AI-Assisted Development for Industrial Software

MES AI was built as an experiment: could a modern AI coding agent meaningfully accelerate the delivery of a non-trivial industrial software platform? Not a conceptual project, but a real multi-tier system with a domain model, a versioned REST API, multiple frontend applications, a plugin framework, database migrations, and end-to-end tests. The answer is yes — with important caveats about where AI helps most and where human judgment remains essential.

What AI-Assisted Development Looks Like in Practice

The process was not "describe the system and receive working code." It was closer to working with a domain knowledgeable colleague who can draft large amounts of consistent, idiomatic code quickly but needs careful review and direction on design decisions.

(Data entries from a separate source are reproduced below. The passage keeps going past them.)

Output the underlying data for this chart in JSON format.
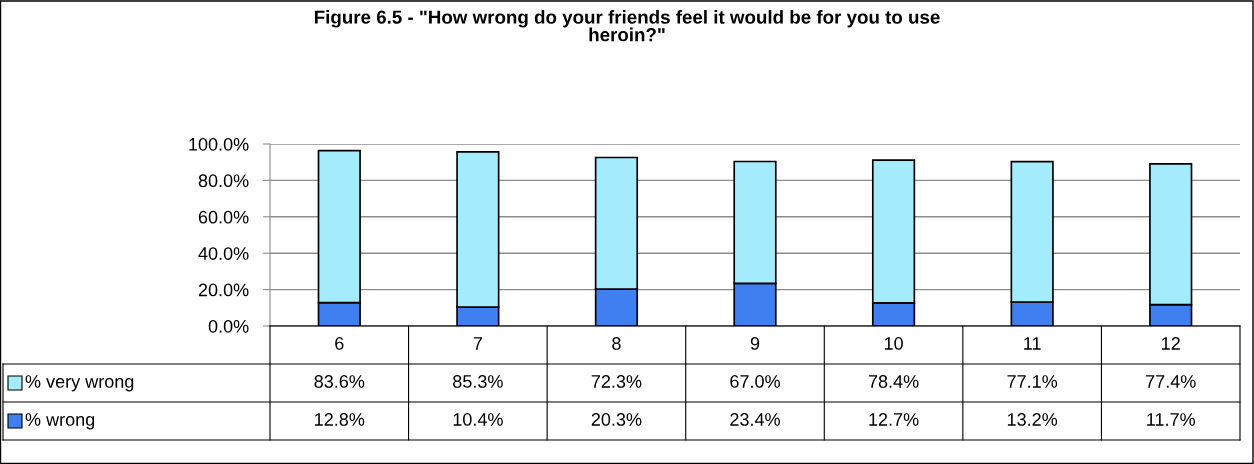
{
  "chart_data": {
    "type": "bar",
    "title": "Figure 6.5 - \"How wrong do your friends feel it would be for you to use\nheroin?\"",
    "categories": [
      "6",
      "7",
      "8",
      "9",
      "10",
      "11",
      "12"
    ],
    "stacked": true,
    "series": [
      {
        "name": "% wrong",
        "color": "#3f7fef",
        "values": [
          12.8,
          10.4,
          20.3,
          23.4,
          12.7,
          13.2,
          11.7
        ],
        "value_labels": [
          "12.8%",
          "10.4%",
          "20.3%",
          "23.4%",
          "12.7%",
          "13.2%",
          "11.7%"
        ]
      },
      {
        "name": "% very wrong",
        "color": "#a4ebfb",
        "values": [
          83.6,
          85.3,
          72.3,
          67.0,
          78.4,
          77.1,
          77.4
        ],
        "value_labels": [
          "83.6%",
          "85.3%",
          "72.3%",
          "67.0%",
          "78.4%",
          "77.1%",
          "77.4%"
        ]
      }
    ],
    "ylim": [
      0,
      100
    ],
    "yticks": [
      {
        "value": 0,
        "label": "0.0%"
      },
      {
        "value": 20,
        "label": "20.0%"
      },
      {
        "value": 40,
        "label": "40.0%"
      },
      {
        "value": 60,
        "label": "60.0%"
      },
      {
        "value": 80,
        "label": "80.0%"
      },
      {
        "value": 100,
        "label": "100.0%"
      }
    ],
    "grid": "y",
    "legend": "bottom left",
    "data_labels": true
  }
}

Concretely, the workflow looked like this:

Where AI Added the Most Value

Boilerplate at scale

A multi-domain MES has a lot of structurally similar code: service classes, route modules, Pydantic schemas, React pages, TanStack Query hooks, Zod validators. An experienced developer knows how each of these should look; writing twenty of them correctly and consistently is tedious. AI handles this well when given clear patterns and a good example to follow.

Test coverage breadth

The MES AI server has about 1,900 unit tests and 90 Playwright UI tests. Generating that breadth of coverage by hand in parallel with feature development would have been impractical. AI-generated tests required review and occasional correction, but they consistently covered the obvious cases and many of the edge cases. They can be run after every significant Git submission as part of a Continuous Integration workflow.

Cross-cutting consistency

Things like error response shapes, authentication header propagation, and database session management need to be consistent across dozens of route handlers. AI, when shown the correct pattern once, applies it consistently — a significant advantage over a team of humans where conventions drift over time.

Where Human Judgment Remained Essential

Domain model decisions

Deciding that a WIP lot tracks genealogy at the unit level, that a dispatch queue uses a pluggable priority strategy, or that ERP integration belongs in a plugin rather than the core — these are judgment calls that depend on deep understanding of manufacturing operations. AI can reason about tradeoffs when given context, but it cannot substitute for domain expertise.

Debugging non-obvious failures

When a bug stems from an architectural mismatch rather than an implementation error, AI is less reliable. It tends to try local fixes when the real issue requires rethinking a design. Recognizing the difference and steering toward the right fix is a human task.

Security and data integrity

Authentication flows, authorization checks, and database transaction boundaries were reviewed carefully by a human on every iteration. These are areas where an incorrect AI suggestion can create subtle vulnerabilities that pass all tests.

What This Means for Industrial Software Teams

The practical takeaway is not that AI replaces engineers on industrial software projects. It is that a business analyst with a skilled engineer with good AI tooling can cover significantly more ground in a given timeframe than without it — provided the engineer maintains design authority and reviews generated code critically. MES AI would have taken several times longer to build without AI assistance.

For teams evaluating whether to use AI on MES or SCADA customization projects, the question is not whether AI can do it, but whether your team has the domain knowledge and engineering discipline to direct it effectively. If the answer is yes, the productivity gain is real.